Customer Data Consolidation

Customer consolidation

The aim of the consolidation process is to identify all records connected to one customer, address or any other business entity. The consolidation process is based on two consecutive steps:

  • Data cleansing - normalization, standardization, parsing, replacements (e.g. dictionary of typos);
  • Unification - grouping of similar records based on semantic proximity.

Data Consolidation

Data cleansing

Dirty data is penalized on both the particular attribute and whole record (instance) levels. The penalization is expressed via the so-called cleansing score, which represents the severity of data cleansing procedures used for data purification, i.e. obtaining its standard form. The higher the score; the worse the quality of the processed record. Identified errors are expressed by means of cleansing codes. Information on data non-quality serves as a ‘bottom-up' approach input into DQM processes.

Unification

This step represents grouping of records based on a ‘unification key', which is composed of standardized attributes relevant to and sufficient for the subject's (e.g. person or address) unique identification. Possible uncertainty of the result is expressed by multiple-level grouping (in the case of Ataccama DQC we recognize candidate and client grouping levels for the subject of customers).

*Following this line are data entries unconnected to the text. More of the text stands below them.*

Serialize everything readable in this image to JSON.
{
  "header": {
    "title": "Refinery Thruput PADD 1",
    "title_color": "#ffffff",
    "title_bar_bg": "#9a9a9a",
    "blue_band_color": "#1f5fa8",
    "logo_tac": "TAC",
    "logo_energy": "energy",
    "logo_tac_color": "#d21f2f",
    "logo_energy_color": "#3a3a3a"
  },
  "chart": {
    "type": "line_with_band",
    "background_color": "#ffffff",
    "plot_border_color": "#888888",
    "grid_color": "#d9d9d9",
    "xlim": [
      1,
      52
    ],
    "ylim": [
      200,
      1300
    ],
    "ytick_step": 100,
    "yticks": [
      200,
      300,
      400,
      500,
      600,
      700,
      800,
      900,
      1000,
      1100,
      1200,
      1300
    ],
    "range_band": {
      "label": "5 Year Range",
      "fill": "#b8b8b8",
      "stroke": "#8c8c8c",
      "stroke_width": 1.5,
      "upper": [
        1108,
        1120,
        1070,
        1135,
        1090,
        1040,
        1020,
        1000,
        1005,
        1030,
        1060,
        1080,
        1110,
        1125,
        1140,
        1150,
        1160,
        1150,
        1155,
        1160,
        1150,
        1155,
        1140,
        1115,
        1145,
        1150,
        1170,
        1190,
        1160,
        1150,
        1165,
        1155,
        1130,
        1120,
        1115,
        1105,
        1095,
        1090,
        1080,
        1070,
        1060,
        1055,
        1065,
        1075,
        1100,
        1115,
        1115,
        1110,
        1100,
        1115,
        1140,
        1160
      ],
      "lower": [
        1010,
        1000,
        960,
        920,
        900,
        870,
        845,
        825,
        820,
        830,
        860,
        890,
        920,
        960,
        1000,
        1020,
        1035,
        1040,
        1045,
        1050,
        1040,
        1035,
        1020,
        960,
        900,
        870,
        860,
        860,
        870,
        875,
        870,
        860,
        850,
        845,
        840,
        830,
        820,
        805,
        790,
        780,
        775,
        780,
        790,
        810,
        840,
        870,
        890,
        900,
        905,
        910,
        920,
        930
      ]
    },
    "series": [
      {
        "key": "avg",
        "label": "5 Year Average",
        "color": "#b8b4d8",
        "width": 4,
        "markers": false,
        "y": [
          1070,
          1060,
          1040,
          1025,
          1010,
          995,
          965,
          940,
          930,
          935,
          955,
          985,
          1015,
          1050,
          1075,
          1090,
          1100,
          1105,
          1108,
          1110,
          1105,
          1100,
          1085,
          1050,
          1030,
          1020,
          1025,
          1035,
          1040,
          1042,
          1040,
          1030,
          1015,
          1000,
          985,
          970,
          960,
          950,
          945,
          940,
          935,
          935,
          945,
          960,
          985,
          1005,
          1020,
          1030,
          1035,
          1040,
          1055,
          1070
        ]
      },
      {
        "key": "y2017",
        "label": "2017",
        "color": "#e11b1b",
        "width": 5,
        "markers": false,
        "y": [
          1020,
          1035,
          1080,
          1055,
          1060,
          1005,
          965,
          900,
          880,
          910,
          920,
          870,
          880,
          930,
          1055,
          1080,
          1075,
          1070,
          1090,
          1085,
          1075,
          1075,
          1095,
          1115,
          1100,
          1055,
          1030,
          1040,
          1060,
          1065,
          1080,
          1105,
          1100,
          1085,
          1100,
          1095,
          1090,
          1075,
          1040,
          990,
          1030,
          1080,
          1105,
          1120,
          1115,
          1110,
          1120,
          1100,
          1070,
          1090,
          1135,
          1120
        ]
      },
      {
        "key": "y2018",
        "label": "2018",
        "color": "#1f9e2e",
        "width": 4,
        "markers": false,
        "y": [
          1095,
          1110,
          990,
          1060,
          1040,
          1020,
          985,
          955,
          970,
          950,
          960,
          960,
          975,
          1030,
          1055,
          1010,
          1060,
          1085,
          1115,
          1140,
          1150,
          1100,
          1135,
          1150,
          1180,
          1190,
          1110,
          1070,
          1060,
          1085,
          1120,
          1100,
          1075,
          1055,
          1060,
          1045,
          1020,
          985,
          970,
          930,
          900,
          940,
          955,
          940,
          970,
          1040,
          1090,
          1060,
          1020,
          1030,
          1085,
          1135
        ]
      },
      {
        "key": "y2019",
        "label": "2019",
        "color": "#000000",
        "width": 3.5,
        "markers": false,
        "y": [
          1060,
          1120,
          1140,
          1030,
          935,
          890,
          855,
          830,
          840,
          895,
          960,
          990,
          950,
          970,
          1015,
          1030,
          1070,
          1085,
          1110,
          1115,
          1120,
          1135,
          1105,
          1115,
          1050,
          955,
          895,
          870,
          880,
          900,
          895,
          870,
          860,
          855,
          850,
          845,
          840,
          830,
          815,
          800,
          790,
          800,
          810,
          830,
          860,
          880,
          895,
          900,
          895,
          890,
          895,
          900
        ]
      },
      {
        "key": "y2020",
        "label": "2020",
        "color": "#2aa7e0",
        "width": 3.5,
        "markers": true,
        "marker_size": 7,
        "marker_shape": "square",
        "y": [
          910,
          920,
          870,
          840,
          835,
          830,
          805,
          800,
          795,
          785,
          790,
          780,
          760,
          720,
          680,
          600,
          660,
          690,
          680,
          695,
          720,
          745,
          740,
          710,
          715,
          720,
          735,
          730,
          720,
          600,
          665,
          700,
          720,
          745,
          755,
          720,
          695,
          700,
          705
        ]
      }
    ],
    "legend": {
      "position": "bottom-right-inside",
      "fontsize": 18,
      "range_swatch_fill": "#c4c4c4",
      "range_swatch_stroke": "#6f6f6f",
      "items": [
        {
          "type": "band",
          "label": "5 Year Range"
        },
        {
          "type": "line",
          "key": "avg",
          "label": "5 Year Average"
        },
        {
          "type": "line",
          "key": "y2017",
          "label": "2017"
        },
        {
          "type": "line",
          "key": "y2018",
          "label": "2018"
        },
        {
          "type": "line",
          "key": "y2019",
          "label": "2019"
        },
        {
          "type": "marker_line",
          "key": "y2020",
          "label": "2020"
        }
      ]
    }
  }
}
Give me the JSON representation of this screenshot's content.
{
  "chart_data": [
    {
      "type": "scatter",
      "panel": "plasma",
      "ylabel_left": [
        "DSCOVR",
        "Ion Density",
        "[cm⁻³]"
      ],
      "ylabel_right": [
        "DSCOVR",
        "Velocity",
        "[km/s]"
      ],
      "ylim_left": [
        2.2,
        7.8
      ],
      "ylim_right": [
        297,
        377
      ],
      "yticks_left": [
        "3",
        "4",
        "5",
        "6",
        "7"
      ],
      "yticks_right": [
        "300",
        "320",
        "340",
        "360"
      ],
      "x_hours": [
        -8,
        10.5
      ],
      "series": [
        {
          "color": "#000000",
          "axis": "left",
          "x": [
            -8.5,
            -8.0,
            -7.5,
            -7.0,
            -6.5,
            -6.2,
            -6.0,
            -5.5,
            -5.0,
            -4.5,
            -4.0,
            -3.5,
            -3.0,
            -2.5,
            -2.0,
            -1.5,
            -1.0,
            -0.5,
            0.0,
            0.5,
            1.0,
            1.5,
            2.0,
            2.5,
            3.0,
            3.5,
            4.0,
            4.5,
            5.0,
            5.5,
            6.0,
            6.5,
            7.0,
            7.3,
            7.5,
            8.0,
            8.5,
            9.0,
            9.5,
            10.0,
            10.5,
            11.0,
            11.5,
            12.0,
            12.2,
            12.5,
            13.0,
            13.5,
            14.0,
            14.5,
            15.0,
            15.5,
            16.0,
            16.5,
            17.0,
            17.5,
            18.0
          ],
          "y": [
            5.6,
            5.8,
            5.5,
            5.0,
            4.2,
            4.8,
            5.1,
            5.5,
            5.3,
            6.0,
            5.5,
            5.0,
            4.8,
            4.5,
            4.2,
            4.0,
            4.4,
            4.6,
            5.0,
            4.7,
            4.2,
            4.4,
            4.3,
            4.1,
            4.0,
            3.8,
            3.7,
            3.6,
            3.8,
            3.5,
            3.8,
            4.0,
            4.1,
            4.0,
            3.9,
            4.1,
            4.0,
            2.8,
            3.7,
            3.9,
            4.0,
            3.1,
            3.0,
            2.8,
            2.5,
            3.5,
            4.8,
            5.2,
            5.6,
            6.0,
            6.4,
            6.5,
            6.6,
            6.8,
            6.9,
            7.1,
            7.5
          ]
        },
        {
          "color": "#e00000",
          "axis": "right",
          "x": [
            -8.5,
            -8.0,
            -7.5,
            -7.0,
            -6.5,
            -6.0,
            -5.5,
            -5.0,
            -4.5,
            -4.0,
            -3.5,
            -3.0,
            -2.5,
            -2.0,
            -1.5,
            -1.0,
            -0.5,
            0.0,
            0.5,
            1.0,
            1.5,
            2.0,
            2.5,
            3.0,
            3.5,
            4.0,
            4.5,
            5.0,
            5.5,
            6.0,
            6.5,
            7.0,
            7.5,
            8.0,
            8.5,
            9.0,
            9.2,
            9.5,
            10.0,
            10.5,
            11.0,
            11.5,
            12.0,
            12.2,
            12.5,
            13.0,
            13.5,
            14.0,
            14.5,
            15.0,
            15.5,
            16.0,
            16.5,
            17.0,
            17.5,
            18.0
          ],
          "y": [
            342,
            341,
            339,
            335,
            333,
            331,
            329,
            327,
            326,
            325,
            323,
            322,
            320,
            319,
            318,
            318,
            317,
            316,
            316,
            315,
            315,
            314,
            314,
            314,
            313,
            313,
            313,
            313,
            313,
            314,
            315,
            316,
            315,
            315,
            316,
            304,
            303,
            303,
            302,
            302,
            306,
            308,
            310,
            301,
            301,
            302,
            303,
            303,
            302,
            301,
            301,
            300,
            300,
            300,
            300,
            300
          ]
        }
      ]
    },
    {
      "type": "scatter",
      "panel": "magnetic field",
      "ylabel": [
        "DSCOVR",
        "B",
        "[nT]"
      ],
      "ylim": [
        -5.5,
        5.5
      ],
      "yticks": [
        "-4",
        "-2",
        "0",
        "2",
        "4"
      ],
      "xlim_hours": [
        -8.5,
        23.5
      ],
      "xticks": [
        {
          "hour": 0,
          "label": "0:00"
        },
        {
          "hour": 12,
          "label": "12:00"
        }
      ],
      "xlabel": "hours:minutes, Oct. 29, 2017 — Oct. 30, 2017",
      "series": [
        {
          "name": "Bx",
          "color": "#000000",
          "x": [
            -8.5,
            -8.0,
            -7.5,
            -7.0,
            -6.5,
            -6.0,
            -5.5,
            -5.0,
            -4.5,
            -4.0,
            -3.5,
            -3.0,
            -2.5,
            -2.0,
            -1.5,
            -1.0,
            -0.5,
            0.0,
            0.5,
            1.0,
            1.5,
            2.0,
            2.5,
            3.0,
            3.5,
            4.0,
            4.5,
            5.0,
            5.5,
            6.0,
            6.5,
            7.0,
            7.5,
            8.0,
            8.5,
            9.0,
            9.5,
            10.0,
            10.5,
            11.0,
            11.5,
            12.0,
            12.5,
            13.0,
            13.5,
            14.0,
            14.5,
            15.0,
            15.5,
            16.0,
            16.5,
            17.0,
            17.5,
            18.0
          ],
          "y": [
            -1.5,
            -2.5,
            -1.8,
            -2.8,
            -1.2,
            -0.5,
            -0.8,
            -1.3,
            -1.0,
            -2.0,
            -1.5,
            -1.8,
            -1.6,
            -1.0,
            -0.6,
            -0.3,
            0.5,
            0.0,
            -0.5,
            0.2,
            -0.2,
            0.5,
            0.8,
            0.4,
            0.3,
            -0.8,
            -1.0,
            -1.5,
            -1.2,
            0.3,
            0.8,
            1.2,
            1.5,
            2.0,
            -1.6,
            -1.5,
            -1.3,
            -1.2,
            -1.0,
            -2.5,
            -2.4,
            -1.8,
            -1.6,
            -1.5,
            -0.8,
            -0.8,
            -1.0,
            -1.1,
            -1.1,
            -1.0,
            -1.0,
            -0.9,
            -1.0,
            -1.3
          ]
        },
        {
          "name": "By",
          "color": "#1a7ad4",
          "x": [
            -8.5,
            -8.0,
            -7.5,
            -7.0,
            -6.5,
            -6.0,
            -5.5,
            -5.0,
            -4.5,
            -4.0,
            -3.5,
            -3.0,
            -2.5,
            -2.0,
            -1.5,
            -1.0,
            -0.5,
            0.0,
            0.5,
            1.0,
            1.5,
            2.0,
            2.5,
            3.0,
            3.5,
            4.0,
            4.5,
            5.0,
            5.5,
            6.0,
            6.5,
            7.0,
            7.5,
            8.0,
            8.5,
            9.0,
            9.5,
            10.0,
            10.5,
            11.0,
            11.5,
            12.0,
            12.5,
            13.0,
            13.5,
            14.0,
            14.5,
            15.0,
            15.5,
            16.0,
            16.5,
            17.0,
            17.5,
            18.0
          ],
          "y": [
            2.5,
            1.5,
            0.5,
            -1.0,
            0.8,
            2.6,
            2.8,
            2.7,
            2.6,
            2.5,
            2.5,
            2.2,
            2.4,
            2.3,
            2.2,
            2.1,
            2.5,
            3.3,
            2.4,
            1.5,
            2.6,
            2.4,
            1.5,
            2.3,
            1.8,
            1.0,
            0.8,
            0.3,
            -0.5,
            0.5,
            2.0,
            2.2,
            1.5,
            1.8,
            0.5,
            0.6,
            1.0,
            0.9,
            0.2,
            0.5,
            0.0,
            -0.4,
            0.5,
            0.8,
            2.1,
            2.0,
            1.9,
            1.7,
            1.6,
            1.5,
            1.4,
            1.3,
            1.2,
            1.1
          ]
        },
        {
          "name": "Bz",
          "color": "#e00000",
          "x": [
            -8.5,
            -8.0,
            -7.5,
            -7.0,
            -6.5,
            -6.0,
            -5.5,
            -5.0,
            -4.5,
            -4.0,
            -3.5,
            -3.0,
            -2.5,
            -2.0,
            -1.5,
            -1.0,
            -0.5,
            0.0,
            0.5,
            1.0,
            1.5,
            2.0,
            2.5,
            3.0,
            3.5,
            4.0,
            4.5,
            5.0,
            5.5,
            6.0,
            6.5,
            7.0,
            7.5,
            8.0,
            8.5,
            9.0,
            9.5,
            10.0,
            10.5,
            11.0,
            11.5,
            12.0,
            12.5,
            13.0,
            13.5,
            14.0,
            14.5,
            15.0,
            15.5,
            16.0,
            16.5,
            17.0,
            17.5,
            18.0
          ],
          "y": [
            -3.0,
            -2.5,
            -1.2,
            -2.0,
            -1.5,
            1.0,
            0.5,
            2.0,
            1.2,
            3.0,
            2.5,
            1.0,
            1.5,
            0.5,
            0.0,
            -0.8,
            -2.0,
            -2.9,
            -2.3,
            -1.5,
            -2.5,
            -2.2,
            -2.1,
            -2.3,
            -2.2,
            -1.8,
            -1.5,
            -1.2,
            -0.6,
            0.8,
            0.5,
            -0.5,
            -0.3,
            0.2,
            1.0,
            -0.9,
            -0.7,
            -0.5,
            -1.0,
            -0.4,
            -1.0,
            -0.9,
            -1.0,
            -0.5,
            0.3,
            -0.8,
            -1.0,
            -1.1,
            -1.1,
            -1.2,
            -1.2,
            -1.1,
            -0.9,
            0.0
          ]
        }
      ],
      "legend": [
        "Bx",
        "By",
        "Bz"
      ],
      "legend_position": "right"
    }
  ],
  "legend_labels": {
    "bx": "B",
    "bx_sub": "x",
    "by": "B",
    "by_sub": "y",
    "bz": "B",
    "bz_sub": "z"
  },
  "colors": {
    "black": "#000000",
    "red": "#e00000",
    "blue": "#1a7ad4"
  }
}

These groups are then classified into several categories based on the data quality of records within each group to simplify interpretation of the results.

Most of the current customer-centric ‘automated' processes in TMSK are ‘MSISDN' based. To implement the ‘customer consolidation' approach, identification of unified customers across all customer data handling systems must be executed as the first step. The following picture demonstrates an example of the previously described consolidation approach (implemented in Ataccama DQC) based on customer cleansing and unification:

Data Consolidation

figure 1. Customer Consolidation Example

Identification represents the ‘front-end oriented' process of cleansing and assigning new input records into respective unified groups, which is typically executed in on-line mode, while unification is often implemented as a ‘back-end' batch process due to its complexity.